Therapeutic hypothermia (TH) is the standard treatment for neonatal hypoxia-ischemia (HI) with a time window limited up to 6 h post injury. However, influence of sexual dimorphism in the therapeutic window for TH has not yet been elucidated in animal models of HI. Therefore, the aim of this study was to investigate the most effective time window to start TH in male and female rats submitted to neonatal HI. Wistar rats (P7) were divided into the following groups: NAÏVE and SHAM (control groups), HI (submitted to HI) and TH (submitted to HI and TH; 32ºC for 5 h).
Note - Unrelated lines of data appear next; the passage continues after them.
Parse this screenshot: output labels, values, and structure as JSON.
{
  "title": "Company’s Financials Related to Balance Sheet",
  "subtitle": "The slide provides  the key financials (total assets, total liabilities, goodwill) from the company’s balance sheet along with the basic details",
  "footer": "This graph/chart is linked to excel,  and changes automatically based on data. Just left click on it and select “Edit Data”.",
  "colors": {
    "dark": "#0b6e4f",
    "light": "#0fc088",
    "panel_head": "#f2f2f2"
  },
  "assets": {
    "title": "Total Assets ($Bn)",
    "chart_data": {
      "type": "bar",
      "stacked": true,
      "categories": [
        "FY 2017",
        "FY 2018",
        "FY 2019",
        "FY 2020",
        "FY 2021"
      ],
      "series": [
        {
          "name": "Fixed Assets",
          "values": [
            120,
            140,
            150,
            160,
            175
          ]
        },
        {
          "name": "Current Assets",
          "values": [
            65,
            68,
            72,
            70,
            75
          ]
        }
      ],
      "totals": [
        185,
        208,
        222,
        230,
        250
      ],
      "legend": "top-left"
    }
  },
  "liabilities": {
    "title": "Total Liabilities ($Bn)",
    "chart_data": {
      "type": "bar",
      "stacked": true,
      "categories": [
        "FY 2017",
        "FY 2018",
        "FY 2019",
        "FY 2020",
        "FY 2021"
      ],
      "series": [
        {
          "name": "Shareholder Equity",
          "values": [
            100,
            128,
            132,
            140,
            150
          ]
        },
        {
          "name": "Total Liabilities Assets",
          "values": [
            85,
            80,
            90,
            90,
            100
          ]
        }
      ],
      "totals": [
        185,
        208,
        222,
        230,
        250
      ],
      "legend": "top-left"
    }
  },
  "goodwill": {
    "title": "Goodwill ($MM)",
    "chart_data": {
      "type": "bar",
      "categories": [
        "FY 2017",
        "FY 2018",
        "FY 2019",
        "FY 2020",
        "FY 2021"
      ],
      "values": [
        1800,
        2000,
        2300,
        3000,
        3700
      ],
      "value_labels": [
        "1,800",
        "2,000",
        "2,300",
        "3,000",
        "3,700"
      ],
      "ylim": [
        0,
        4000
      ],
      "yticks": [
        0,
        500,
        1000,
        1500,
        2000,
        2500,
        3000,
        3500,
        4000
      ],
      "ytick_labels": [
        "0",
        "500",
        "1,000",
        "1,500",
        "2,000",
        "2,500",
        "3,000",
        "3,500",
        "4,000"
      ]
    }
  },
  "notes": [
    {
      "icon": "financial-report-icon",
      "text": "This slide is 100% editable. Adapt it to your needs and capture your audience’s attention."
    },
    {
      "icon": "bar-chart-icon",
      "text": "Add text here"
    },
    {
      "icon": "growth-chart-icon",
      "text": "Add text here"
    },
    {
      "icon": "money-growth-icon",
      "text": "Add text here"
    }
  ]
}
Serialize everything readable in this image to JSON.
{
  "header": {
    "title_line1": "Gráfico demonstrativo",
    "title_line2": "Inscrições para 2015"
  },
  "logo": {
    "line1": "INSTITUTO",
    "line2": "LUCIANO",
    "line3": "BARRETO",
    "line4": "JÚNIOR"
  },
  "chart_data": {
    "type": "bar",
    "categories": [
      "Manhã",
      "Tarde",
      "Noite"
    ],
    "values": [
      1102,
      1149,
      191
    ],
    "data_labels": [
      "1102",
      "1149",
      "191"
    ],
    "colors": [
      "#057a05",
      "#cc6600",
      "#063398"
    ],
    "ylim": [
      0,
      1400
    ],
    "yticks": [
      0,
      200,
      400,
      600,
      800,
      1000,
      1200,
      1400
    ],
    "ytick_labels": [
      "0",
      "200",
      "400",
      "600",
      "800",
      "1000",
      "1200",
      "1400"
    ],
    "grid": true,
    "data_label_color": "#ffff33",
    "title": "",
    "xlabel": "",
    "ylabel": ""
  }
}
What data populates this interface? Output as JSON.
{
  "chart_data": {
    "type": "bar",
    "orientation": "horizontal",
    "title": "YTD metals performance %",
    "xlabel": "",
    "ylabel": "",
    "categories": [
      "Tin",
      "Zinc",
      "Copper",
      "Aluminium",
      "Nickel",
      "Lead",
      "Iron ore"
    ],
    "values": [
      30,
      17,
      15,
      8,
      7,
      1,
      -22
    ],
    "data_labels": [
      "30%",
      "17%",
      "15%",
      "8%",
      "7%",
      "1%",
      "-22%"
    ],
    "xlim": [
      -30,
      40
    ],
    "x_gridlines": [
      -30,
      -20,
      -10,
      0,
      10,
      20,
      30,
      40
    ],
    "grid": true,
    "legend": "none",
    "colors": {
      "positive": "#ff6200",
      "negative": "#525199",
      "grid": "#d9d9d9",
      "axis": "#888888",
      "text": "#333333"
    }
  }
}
TH was started at 2 h (TH-2 h group), 4 h (TH-4 h group), or 6 h (TH-6 h group) after HI. At P14, animals were subjected to behavioural tests, volume of lesion and reactive astrogliosis assessments. Male and female rats from the TH-2 h group showed reduction in the latency of behavioral tests, and decrease in volume of lesion and intensity of GFAP immunofluorescence. TH-2 h females also showed reduction of degenerative cells and morphological changes in astrocytes. Interestingly, females from the TH-6 h group showed an increase in volume of lesion and in number of degenerative hippocampal cells, associated with worse behavioral performance. Together, these results indicate that TH neuroprotection is time- and sex-dependent. Moreover, TH started later (6 h) can worsen volume of brain lesion in females. These data indicate the need to develop specific therapeutic protocols for each sex and reinforce the importance of early onset of the hypothermic treatment.

Keywords: Astrocytes; GFAP; Hippocampus; Neonatal hypoxia-ischemia; Neurodevelopment; Therapeutic hypothermia.